Stockfish still has to play vs. Nemorino and Igel (Houdini will be eliminated from the list) but these 400 games will probably not be a game changer.

@ 40/4 we have +18 to SF 14.0 and @ 5+3Ponder we have +3 which both seems more realistic than -28 :oops:
Best
Wolfgang
CEGT-Team
www.cegt.net
www.cegt.forumieren.com
Jouni
Posts: 3229
Joined: Wed Mar 08, 2006 8:15 pm

Re: CEGT - 5´+3" and 3´+1" rating lists February 2022

Post by Jouni »

Everything are just inside error bars. In reality there is NO progress like fastgm confirms!

Stockfish 14.1 3497 9 3000 70.17 1219 1772 9 59.1 54
Stockfish 14 3497 9 3450 74.10 1668 1777 5 51.5 100

Selftesting don't improve engine anymore?
Jouni
dkappe
Posts: 1620
Joined: Tue Aug 21, 2018 7:52 pm
Full name: Dietrich Kappe

Re: CEGT - 5´+3" and 3´+1" rating lists February 2022

Post by dkappe »

1. You can only detect the difference with special unbalanced openings, like uho as used now in fishtest and in the CCC and TCEC engine tournaments, where exits are close to 100 centipawns.
2. The hypothesis is that uho ratings correlate with “normal” or balanced opening ratings, though it looks that rating gaps are twice as big, so +30 “standard” works out to +60 uho.
3. You are much better off running many tens of thousands of ultrabullet and bullet games with uho rather than standard openings at what are termed “very long time control.” Clearly your results just need more games until they conform to fishtest expectations.
Fat Titz by Stockfish, the engine with the bodaciously big net.
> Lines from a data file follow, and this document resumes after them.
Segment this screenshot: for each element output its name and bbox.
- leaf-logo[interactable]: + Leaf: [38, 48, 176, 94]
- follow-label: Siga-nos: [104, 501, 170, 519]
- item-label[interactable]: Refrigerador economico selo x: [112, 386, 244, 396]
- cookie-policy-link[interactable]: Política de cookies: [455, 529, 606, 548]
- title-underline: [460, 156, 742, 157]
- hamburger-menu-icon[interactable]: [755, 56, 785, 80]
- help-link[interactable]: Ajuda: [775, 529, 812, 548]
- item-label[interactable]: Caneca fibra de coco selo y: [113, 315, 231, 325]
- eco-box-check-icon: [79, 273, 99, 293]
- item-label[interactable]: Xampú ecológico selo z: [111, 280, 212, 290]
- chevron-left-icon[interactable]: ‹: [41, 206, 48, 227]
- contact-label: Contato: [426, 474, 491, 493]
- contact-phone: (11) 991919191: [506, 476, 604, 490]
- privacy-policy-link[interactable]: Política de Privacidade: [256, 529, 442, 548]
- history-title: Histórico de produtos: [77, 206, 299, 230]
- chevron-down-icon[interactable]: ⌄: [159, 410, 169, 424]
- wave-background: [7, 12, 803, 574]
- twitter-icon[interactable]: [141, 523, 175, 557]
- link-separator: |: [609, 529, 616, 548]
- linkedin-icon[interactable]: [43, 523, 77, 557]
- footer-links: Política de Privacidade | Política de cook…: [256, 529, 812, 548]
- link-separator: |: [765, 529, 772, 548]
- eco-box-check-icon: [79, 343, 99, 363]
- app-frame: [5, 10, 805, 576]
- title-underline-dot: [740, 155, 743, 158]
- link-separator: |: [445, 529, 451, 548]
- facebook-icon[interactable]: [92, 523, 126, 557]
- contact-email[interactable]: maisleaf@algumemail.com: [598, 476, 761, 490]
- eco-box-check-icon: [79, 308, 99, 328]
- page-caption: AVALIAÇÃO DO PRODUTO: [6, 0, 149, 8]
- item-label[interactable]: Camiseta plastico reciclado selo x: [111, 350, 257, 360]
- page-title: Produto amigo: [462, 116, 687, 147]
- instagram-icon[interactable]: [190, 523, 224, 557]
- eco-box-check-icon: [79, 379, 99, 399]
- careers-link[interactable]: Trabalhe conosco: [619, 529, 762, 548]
Remember: size matters. If you want to learn more about this engine just google for "Fat Titz".
carldaman
Posts: 2277
Joined: Sat Jun 02, 2012 2:13 am

Re: CEGT - 5´+3" and 3´+1" rating lists February 2022

Post by carldaman »

If drawish (aka 'balanced') openings are fed into the testing, hardly any Elo improvement will be noticed, because SF-NNUE in its current form is too risk-averse.